Seize mois plus tard (j’avais entre temps réalisé un long métrage), nous filmions la même situation en studio et en 35 mm avec, comme base de travail, le texte de départ, retravaillé (la vie de ces mains avait quelquefois changé entre temps).

Le montage final présente une seule prise en continuité sans montage, ni de son, ni d’image.

L’enjeu du film était que la mise en scène soit invisible, que la présentation de l’histoire des mains de chacun paraisse le plus simple possible, que le dispositif laborieux disparaisse.

Ce film « les mains », né d’un désespoir et d’une épuration totale des moyens cinématographiques eut quelques récompenses, à ma grande satisfaction. Il y a une justice qui reconnaissait le désespoir.

Documentaire / Fiction

Lorsque je réalise un film dit de « fiction » j’ai plus le sentiment de faire un documentaire sur des acteurs, filmer leur corps vieillissant, que ces corps un jour mourront.

Lorsque je réalise un film dit « documentaire » sur un artiste contemporain, j’ai l’impression de raconter l’histoire, le destin d’un homme, d’un personnage qui peut-être n’existe pas.

Lorsque je filme des morceaux de corps de personnes qui racontent soit disant leur vies. Est-ce de la fiction ou du documentaire? Il y a tous les éléments d’un film dit de « fiction », un texte, un décor, une direction d’acteur, une lumière de studio et pourtant le film est vu comme un film documentaire.

La « question » documentaire/fiction me paraît sans intérêt. Elle laisse entendre que  le documentaire s’appuyant sur le réel, c’est la vérité. C’est une idée bien morale et dangereuse de penser qu’il existe « une » vérité.

Pendant le tournage des mains, dans le studio, j’ai dit à Caroline Champetier, la directrice de la photographie que je pensais qu’il fallait imaginer une lumière qui pourrait être comme chez ces personnes. Elle m’a répondue qu’on était en studio et qu’on n’était pas chez eux.

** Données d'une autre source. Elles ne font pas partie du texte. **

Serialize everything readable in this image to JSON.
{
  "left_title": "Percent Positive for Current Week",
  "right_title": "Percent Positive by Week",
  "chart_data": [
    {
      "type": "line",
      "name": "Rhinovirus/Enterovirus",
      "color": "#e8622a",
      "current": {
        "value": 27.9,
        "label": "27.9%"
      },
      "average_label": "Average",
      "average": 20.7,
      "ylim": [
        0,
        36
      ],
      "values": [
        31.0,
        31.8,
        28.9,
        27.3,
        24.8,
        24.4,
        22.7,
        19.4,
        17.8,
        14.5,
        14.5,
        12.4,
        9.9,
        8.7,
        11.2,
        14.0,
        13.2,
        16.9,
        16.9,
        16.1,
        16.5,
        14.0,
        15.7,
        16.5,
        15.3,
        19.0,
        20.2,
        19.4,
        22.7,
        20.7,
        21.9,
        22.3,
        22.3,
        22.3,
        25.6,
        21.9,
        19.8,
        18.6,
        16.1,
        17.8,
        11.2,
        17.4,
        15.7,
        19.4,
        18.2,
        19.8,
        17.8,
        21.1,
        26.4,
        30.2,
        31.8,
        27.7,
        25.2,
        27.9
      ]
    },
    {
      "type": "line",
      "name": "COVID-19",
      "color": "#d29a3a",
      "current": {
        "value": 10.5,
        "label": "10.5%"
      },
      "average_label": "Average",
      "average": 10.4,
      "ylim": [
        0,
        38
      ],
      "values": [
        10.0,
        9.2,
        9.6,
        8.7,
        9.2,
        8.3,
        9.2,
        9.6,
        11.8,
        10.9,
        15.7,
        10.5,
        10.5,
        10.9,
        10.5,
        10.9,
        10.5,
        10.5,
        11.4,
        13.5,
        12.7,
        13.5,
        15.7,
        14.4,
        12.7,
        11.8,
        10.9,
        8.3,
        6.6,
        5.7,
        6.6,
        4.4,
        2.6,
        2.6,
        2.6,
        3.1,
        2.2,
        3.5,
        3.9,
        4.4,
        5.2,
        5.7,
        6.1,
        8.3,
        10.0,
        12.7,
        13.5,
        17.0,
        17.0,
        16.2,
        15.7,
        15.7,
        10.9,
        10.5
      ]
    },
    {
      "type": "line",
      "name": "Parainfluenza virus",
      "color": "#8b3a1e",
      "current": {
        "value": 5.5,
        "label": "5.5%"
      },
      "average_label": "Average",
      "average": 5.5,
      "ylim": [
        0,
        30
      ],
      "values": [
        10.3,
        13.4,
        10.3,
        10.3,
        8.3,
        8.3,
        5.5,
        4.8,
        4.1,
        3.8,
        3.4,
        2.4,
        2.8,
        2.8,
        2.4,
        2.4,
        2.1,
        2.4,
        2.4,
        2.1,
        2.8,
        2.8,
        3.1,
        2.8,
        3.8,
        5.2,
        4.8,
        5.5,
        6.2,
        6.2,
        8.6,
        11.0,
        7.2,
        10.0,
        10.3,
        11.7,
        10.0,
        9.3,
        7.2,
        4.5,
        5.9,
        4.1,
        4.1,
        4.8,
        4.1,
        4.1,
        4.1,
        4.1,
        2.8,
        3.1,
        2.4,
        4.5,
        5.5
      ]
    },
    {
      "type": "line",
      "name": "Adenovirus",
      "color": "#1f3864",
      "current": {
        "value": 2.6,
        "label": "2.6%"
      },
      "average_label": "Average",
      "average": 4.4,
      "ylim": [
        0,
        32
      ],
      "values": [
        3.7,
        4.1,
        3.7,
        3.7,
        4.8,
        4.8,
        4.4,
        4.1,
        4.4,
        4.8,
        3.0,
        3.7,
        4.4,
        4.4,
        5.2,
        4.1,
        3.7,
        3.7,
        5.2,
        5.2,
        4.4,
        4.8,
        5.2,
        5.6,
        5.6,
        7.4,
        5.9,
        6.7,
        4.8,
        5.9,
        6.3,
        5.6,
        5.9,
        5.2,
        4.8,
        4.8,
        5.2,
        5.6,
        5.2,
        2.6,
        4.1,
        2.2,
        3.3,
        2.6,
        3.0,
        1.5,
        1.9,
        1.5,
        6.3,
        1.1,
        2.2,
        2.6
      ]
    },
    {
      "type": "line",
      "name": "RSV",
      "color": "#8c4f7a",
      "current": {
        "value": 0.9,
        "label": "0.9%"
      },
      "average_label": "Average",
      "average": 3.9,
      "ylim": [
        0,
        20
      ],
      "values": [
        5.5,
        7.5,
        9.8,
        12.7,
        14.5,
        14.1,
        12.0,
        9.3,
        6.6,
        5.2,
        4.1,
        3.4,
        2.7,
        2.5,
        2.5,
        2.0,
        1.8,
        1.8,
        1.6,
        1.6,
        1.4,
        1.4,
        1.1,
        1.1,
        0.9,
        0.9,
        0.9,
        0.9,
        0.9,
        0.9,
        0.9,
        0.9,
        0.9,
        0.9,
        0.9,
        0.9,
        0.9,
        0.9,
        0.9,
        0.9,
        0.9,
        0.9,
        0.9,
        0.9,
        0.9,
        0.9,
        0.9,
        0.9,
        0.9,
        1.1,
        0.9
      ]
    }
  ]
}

J’avais imaginé avant le tournage en studio de rajouter une ambiance sonore différente pour chaque personne recréant le climat de leur intérieur. Caroline Champetier, la directrice de la photographie, par sa réponse décidait de la bande son. Il n’y aurait que la voix de ces personnes filmées dans ce studio.

Je n’établis aucune hiérarchie entre le documentaire, la fiction, le long et court métrage. A chaque film, il peut y avoir ou pas le regard d’un cinéaste. Plus le cinéma est une valeur marchande moins il y a de chance d’avoir un  regard.